Gaza doctor breaks down in tears seeing his injured son brought into the ER
The doctor treating the victims of an Israeli bomb attack on the southern Gaza Strip city of Rafah had been examining one patient after another in the crowded emergency room when he saw him.
There, amid the din of screaming children and moaning grownups, amid the cries of medical workers for more medicine and bandages, Dr. Rami Abu Libdeh spotted a paramedic carrying his 9-year-old son, Mohammad.
Bursting into tears, Libdeh, 32, grabbed the boy, whose head was bandaged and whose red top was covered with a layer of dust.
Holding him tightly, Libdeh asked his son repeatedly where his mother was.
“Where is your mother? Where is Mom?” Libdeh asked. “Where is Moataz? Where is Moataz?”
Moataz is the doctor’s other son.
Falling to his knees, Libdeh peppered his weeping son with more questions about his missing mother and their house before surrendering the boy to the other medics in the room for treatment.
Then grimacing and fighting back fresh tears, Libdeh went out to the hospital loading area where a steady stream of ambulances bearing the still-living and the dead were arriving.
An NBC News team was at the Kuwaiti Hospital when it recorded the heartbreaking father-and-son reunion.
The team was there to cover the aftermath of the Israeli airstrike on Rafah on Thursday that killed 14 people, a deadly aerial assault that was launched just hours after Israeli Prime Minister Benjamin Netanyahu rejected a cease-fire offer from Hamas and vowed to expand the offensive into the southern Gaza town.
More heartbreaking scenes unspooled as the NBC News team was there.
The ER was jammed with dozens of children, many still trembling in fear. Other children, stunned into silence and covered with bandages, watched wide-eyed as the chaos unfolded around them.
Every few minutes, more ambulances arrived in the loading area and wounded people were carried on stretchers to the left by medical workers to the emergency room, part of which is housed in a tent because the hospital can’t accommodate all of the injured people inside.
Those for whom there appeared to be no hope were carried to the right to a collection area where the bodies, mostly wrapped in white sheets that had red Arabic lettering on them, were laid on the ground.
While the NBC News team was there, a doctor who had been checking the corpses found a baby with both eyes open and who still had a pulse.
Quickly, the doctor brought the baby into the crowded ER, where he and a medical team tried to revive the child with oxygen and chest compressions.

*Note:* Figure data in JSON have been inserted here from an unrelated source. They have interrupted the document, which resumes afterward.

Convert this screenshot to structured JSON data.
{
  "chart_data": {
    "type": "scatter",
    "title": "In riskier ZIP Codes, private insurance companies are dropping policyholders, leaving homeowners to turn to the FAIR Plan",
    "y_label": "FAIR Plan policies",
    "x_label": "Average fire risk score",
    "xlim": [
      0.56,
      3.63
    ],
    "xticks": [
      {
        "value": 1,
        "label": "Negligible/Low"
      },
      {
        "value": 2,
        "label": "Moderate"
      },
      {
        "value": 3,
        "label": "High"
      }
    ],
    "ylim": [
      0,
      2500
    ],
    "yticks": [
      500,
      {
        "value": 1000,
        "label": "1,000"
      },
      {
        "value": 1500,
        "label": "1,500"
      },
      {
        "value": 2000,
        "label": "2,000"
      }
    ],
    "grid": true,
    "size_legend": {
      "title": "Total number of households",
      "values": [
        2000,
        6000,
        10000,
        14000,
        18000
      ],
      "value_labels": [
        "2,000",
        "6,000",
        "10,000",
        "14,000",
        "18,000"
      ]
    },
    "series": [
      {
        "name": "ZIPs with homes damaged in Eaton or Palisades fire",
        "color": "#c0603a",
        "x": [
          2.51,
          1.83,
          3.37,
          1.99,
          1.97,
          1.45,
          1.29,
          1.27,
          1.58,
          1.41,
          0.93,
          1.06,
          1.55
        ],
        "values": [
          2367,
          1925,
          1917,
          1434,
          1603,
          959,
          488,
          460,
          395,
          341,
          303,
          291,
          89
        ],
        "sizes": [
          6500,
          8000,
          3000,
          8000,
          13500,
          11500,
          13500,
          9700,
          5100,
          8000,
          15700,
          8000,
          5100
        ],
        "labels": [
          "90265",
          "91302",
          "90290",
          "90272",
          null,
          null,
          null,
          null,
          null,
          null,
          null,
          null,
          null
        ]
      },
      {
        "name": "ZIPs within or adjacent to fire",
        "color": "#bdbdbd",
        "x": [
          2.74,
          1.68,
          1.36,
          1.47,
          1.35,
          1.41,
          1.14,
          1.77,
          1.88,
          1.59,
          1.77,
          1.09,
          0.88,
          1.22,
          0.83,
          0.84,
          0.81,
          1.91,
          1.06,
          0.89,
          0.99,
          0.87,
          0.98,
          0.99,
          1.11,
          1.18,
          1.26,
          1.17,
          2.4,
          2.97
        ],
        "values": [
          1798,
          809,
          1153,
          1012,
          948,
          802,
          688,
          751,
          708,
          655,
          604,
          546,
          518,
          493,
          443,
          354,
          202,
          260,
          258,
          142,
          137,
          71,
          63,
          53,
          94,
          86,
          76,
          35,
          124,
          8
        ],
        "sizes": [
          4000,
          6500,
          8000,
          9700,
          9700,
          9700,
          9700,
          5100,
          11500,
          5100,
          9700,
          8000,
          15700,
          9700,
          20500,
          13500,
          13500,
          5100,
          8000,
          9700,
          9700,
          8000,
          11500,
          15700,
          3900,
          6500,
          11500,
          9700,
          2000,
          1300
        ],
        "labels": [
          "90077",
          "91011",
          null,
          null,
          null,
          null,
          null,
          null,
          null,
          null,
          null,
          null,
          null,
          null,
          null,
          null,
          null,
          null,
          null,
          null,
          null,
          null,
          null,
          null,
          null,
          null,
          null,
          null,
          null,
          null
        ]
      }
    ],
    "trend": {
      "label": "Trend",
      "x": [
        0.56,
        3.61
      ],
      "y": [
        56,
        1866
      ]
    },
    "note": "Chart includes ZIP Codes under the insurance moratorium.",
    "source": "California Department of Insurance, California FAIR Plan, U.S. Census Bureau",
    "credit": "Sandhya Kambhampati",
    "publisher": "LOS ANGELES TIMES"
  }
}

The child appeared to be wearing a blue SpongeBob SquarePants pajama top.
But there was no saving the child.
“That’s it, that’s it,” one of the medical workers said. “Cover him.”
Minutes later, the toddler was wrapped in a white sheet and carried back to the collection area to rejoin the dead.
Meanwhile, inside the ER, a frustrated father vented while an unconscious relative lay on a gurney and two children stared silently at the reporters.
Before departing, the team spotted a woman dressed in a head scarf being led to an ambulance containing three bodies wrapped in sheets, one of them child-sized.
Gently, she touched one of the bodies. Then she put her face in her hands and sobbed.